Descriptivism increasingly dominates everyday communication, literature, cinema, television, and especially social media, where regional dialects, code-switching, and hybrid forms (such as Hinglish, Tanglish, and Odia-English mixes) are widely accepted.

Therefore, linguistic prescriptivism is practicable only to a limited extent. It is effective when applied to formal and institutional contexts but becomes impractical if imposed rigidly on everyday speech. India’s multilingual reality demands a flexible approach that balances standardization with respect for linguistic variation.

Who Dominates?
Truly speaking, the common people ultimately dominate the evolution of language, not specialists. Scholars, grammarians, and language academies can prescribe rules for formal writing, education, dictionaries, and official communication. They help standardize spelling, grammar, and usage. However, they cannot permanently control how people actually speak.

Languages change because of everyday use. New words, pronunciations, and grammatical patterns spread through ordinary speakers, popular culture, migration, technology, and social media. If enough people adopt a form, it often becomes accepted over time—even if scholars initially reject it.

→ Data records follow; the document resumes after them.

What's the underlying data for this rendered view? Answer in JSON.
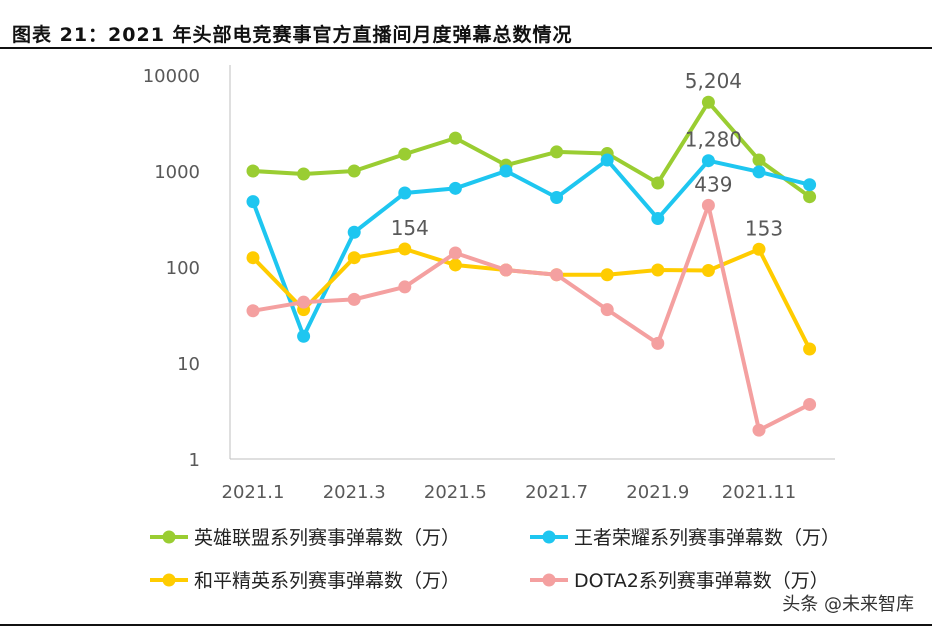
{
  "title": "图表 21：2021 年头部电竞赛事官方直播间月度弹幕总数情况",
  "watermark": "头条 @未来智库",
  "chart_data": {
    "type": "line",
    "title": "",
    "xlabel": "",
    "ylabel": "",
    "yscale": "log",
    "ylim": [
      1,
      10000
    ],
    "yticks": [
      "1",
      "10",
      "100",
      "1000",
      "10000"
    ],
    "x": [
      "2021.1",
      "2021.2",
      "2021.3",
      "2021.4",
      "2021.5",
      "2021.6",
      "2021.7",
      "2021.8",
      "2021.9",
      "2021.10",
      "2021.11",
      "2021.12"
    ],
    "xtick_labels": [
      "2021.1",
      "2021.3",
      "2021.5",
      "2021.7",
      "2021.9",
      "2021.11"
    ],
    "grid": false,
    "legend_position": "bottom",
    "series": [
      {
        "name": "英雄联盟系列赛事弹幕数（万）",
        "color": "#9ACD32",
        "values": [
          1000,
          930,
          1000,
          1500,
          2200,
          1150,
          1580,
          1520,
          750,
          5204,
          1300,
          540
        ],
        "labels": {
          "9": "5,204"
        }
      },
      {
        "name": "王者荣耀系列赛事弹幕数（万）",
        "color": "#1EC6F0",
        "values": [
          480,
          19,
          230,
          590,
          660,
          1000,
          530,
          1300,
          320,
          1280,
          980,
          720
        ],
        "labels": {
          "9": "1,280"
        }
      },
      {
        "name": "和平精英系列赛事弹幕数（万）",
        "color": "#FFCC00",
        "values": [
          125,
          36,
          125,
          154,
          105,
          93,
          83,
          83,
          93,
          92,
          153,
          14
        ],
        "labels": {
          "3": "154",
          "10": "153"
        }
      },
      {
        "name": "DOTA2系列赛事弹幕数（万）",
        "color": "#F4A0A0",
        "values": [
          35,
          43,
          46,
          62,
          140,
          93,
          83,
          36,
          16,
          439,
          2,
          3.7
        ],
        "labels": {
          "9": "439"
        }
      }
    ]
  }
}
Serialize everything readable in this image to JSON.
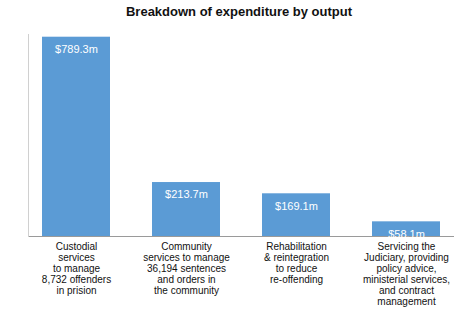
{
  "chart_data": {
    "type": "bar",
    "title": "Breakdown of expenditure by output",
    "categories": [
      "Custodial\nservices\nto manage\n8,732 offenders\nin prision",
      "Community\nservices to manage\n36,194 sentences\nand orders in\nthe community",
      "Rehabilitation\n& reintegration\nto reduce\nre-offending",
      "Servicing the\nJudiciary, providing\npolicy advice,\nministerial services,\nand contract\nmanagement"
    ],
    "values": [
      789.3,
      213.7,
      169.1,
      58.1
    ],
    "value_labels": [
      "$789.3m",
      "$213.7m",
      "$169.1m",
      "$58.1m"
    ],
    "color": "#5b9bd5",
    "ylim": [
      0,
      800
    ],
    "data_labels": true,
    "tick_labels": "x",
    "grid": false
  }
}
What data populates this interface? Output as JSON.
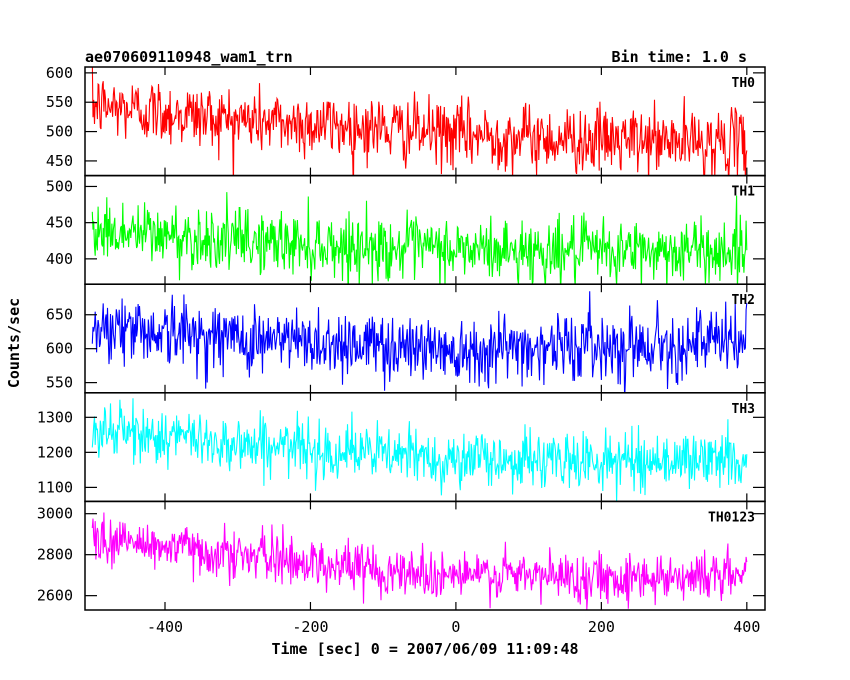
{
  "header": {
    "title": "ae070609110948_wam1_trn",
    "bin_time": "Bin time: 1.0 s"
  },
  "chart_data": {
    "type": "line",
    "xlabel": "Time [sec] 0 = 2007/06/09 11:09:48",
    "ylabel": "Counts/sec",
    "xlim": [
      -510,
      425
    ],
    "data_x_range": [
      -500,
      400
    ],
    "x_ticks": [
      -400,
      -200,
      0,
      200,
      400
    ],
    "grid": false,
    "panels": [
      {
        "name": "TH0",
        "color": "#ff0000",
        "ylim": [
          425,
          610
        ],
        "y_ticks": [
          450,
          500,
          550,
          600
        ],
        "trend": [
          [
            -500,
            545
          ],
          [
            -300,
            520
          ],
          [
            -100,
            505
          ],
          [
            0,
            495
          ],
          [
            200,
            485
          ],
          [
            400,
            480
          ]
        ],
        "noise_sd": 28
      },
      {
        "name": "TH1",
        "color": "#00ff00",
        "ylim": [
          365,
          515
        ],
        "y_ticks": [
          400,
          450,
          500
        ],
        "trend": [
          [
            -500,
            440
          ],
          [
            -300,
            425
          ],
          [
            -100,
            415
          ],
          [
            0,
            412
          ],
          [
            200,
            410
          ],
          [
            400,
            412
          ]
        ],
        "noise_sd": 22
      },
      {
        "name": "TH2",
        "color": "#0000ff",
        "ylim": [
          535,
          695
        ],
        "y_ticks": [
          550,
          600,
          650
        ],
        "trend": [
          [
            -500,
            635
          ],
          [
            -300,
            615
          ],
          [
            -100,
            605
          ],
          [
            0,
            600
          ],
          [
            200,
            605
          ],
          [
            400,
            610
          ]
        ],
        "noise_sd": 25
      },
      {
        "name": "TH3",
        "color": "#00ffff",
        "ylim": [
          1060,
          1370
        ],
        "y_ticks": [
          1100,
          1200,
          1300
        ],
        "trend": [
          [
            -500,
            1265
          ],
          [
            -300,
            1225
          ],
          [
            -100,
            1195
          ],
          [
            0,
            1180
          ],
          [
            200,
            1175
          ],
          [
            400,
            1180
          ]
        ],
        "noise_sd": 40
      },
      {
        "name": "TH0123",
        "color": "#ff00ff",
        "ylim": [
          2530,
          3060
        ],
        "y_ticks": [
          2600,
          2800,
          3000
        ],
        "trend": [
          [
            -500,
            2880
          ],
          [
            -300,
            2800
          ],
          [
            -100,
            2725
          ],
          [
            0,
            2700
          ],
          [
            200,
            2690
          ],
          [
            400,
            2700
          ]
        ],
        "noise_sd": 60
      }
    ]
  }
}
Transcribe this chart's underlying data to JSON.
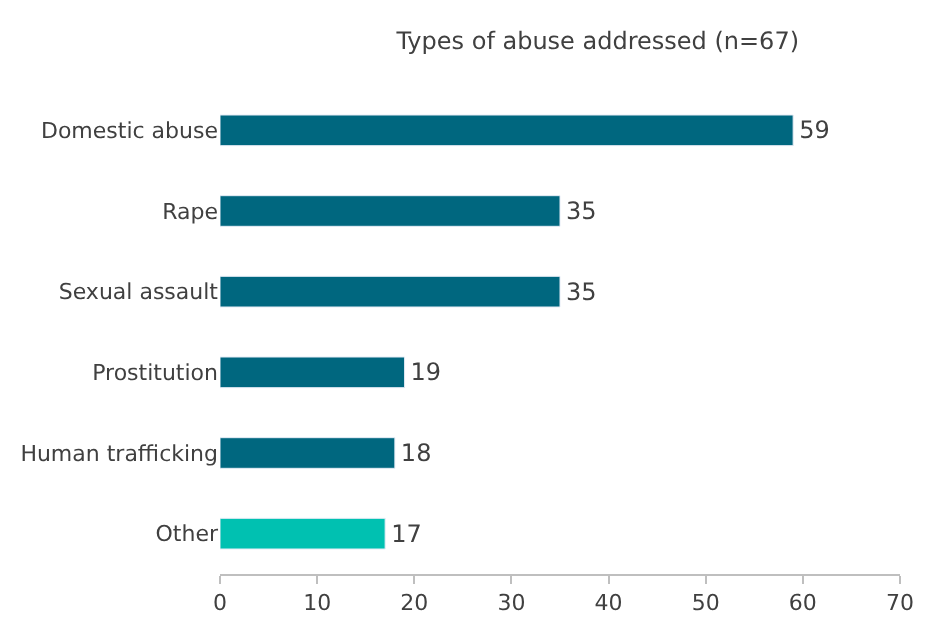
{
  "chart_data": {
    "type": "bar",
    "orientation": "horizontal",
    "title": "Types of abuse addressed (n=67)",
    "categories": [
      "Domestic abuse",
      "Rape",
      "Sexual assault",
      "Prostitution",
      "Human trafficking",
      "Other"
    ],
    "values": [
      59,
      35,
      35,
      19,
      18,
      17
    ],
    "colors": [
      "#00677f",
      "#00677f",
      "#00677f",
      "#00677f",
      "#00677f",
      "#00c1b1"
    ],
    "xlim": [
      0,
      70
    ],
    "xticks": [
      0,
      10,
      20,
      30,
      40,
      50,
      60,
      70
    ],
    "data_labels": true,
    "legend": false
  }
}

In India, this is evident in many examples. Everyday Hinglish has become common despite traditional prescriptions favoring “pure” Hindi or English. Regional dialects continue to influence standard languages. Common usage often determines which words enter dictionaries and school grammars. The relationship is therefore not one of absolute dominance. While scholars shape the standard language used in formal settings, the common people shape the living language used in everyday life.

As the linguist William Labov demonstrated through sociolinguistic research, language change originates within speech communities and is later documented—not created—by scholars.

(The author is a senior journalist and columnist. Views expressed are personal.)